How to find supremum of the following function

1. For $x$ belonging to the entire real line, show that the supremum of $\frac{F(x)(1-F(x))}{n} \leq \frac{1}{4n}$ where $F(x)$ is the cumulative distribution function

Answer 1

What do you mean by the $n$ and the $N$? Are they the same one?

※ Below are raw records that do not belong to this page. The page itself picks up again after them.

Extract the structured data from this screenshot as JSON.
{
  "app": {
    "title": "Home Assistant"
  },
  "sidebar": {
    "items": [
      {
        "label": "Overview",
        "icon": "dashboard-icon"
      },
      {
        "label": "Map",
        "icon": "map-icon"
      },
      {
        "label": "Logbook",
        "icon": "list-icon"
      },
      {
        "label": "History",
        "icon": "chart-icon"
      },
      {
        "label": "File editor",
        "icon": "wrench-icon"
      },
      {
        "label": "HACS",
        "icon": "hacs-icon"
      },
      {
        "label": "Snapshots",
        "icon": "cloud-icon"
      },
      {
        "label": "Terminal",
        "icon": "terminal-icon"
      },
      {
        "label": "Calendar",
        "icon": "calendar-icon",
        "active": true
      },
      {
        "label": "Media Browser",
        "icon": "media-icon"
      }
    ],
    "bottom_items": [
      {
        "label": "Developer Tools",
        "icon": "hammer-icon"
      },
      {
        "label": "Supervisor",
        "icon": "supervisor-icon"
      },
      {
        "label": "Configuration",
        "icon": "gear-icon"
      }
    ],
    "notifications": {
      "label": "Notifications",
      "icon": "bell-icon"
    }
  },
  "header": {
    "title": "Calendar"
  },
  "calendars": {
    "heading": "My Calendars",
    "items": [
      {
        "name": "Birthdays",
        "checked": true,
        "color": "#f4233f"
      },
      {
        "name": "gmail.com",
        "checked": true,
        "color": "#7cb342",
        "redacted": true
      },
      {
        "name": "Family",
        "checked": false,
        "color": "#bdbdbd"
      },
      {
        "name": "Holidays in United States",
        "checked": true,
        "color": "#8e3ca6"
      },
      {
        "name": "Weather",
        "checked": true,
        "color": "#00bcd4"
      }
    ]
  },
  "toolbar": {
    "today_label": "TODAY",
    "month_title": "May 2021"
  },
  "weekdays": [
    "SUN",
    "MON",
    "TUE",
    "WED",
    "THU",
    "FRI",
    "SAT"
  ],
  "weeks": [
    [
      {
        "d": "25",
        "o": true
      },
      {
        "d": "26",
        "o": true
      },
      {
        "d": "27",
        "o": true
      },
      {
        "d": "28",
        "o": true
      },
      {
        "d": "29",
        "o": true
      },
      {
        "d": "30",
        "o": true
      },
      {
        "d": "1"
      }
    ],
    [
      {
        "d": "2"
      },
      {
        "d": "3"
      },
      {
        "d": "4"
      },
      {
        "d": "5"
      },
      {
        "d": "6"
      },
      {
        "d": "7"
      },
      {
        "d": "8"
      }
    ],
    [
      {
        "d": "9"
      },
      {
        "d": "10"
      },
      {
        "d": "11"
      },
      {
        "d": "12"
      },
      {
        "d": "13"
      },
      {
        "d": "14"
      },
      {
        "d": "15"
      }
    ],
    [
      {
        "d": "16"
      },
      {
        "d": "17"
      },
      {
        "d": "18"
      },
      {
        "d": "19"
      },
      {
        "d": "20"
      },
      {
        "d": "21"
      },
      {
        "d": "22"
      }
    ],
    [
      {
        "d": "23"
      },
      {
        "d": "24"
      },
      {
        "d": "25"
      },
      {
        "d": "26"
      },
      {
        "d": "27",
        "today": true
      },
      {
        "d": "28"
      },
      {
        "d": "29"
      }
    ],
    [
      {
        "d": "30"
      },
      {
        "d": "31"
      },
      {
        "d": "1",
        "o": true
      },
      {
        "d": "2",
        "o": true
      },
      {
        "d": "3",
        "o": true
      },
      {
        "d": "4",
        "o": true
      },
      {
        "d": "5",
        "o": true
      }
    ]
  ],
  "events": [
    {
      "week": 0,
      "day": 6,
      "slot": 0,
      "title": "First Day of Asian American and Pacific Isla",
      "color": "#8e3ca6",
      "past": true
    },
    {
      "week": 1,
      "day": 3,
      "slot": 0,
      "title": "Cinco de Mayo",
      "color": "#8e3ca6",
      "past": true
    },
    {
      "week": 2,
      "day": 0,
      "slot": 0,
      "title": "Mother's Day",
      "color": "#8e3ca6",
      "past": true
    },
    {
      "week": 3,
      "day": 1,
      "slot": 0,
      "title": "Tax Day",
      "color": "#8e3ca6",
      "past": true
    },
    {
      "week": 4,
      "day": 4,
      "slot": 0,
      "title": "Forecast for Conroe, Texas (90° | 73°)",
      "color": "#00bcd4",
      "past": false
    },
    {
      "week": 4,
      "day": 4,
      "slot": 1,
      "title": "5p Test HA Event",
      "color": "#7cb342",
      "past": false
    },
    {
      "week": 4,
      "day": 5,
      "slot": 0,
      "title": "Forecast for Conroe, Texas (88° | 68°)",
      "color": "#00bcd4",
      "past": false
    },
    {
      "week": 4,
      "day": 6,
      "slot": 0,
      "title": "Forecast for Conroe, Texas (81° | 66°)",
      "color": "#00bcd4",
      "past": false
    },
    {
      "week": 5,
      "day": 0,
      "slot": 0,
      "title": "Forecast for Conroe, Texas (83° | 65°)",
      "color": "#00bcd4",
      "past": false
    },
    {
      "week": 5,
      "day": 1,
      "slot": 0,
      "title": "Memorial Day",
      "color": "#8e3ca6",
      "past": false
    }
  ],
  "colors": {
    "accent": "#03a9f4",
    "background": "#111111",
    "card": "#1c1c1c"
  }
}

If they are equal, then the inequality becomes $$F(x)(1-F(x))\leq \frac{1}{4}.$$ It can be deduced by am-gm inequality:$$F(x)(1-F(x))\leq \left(\frac{F(x)+(1-F(x))}{2}\right)^2=\frac{1}{4}.$$

Answer 2

\begin{align} F(x)(1-F(x)) = p(1-p) & = \overbrace{p - p^2 = -\left( p^2 - p + \frac 1 4 \right) + \frac 1 4 }^{\Large\text{completing the square}} \\[10pt] & = \frac 1 4 - \left( p-\frac 1 2 \right)^2 \quad \begin{cases} = 1/4 & \text{if } p=1/2, \\ < 1/4 & \text{if } p\ne 1/2. \end{cases} \end{align}

If $F$ is everywhere continuous, and being a c.d.f. goes from $0$ up to $1,$ then for some value of $x$ you have $F(x)=1/2,$ so that $F(x)(1-F(x))=1/4.$

But if $F$ has discontinuities, it may jump from some number less than $1/2$ to some number more than $1/2,$ and then the biggest that $F(x)(1-F(x))$ ever gets would be less than $1/4.$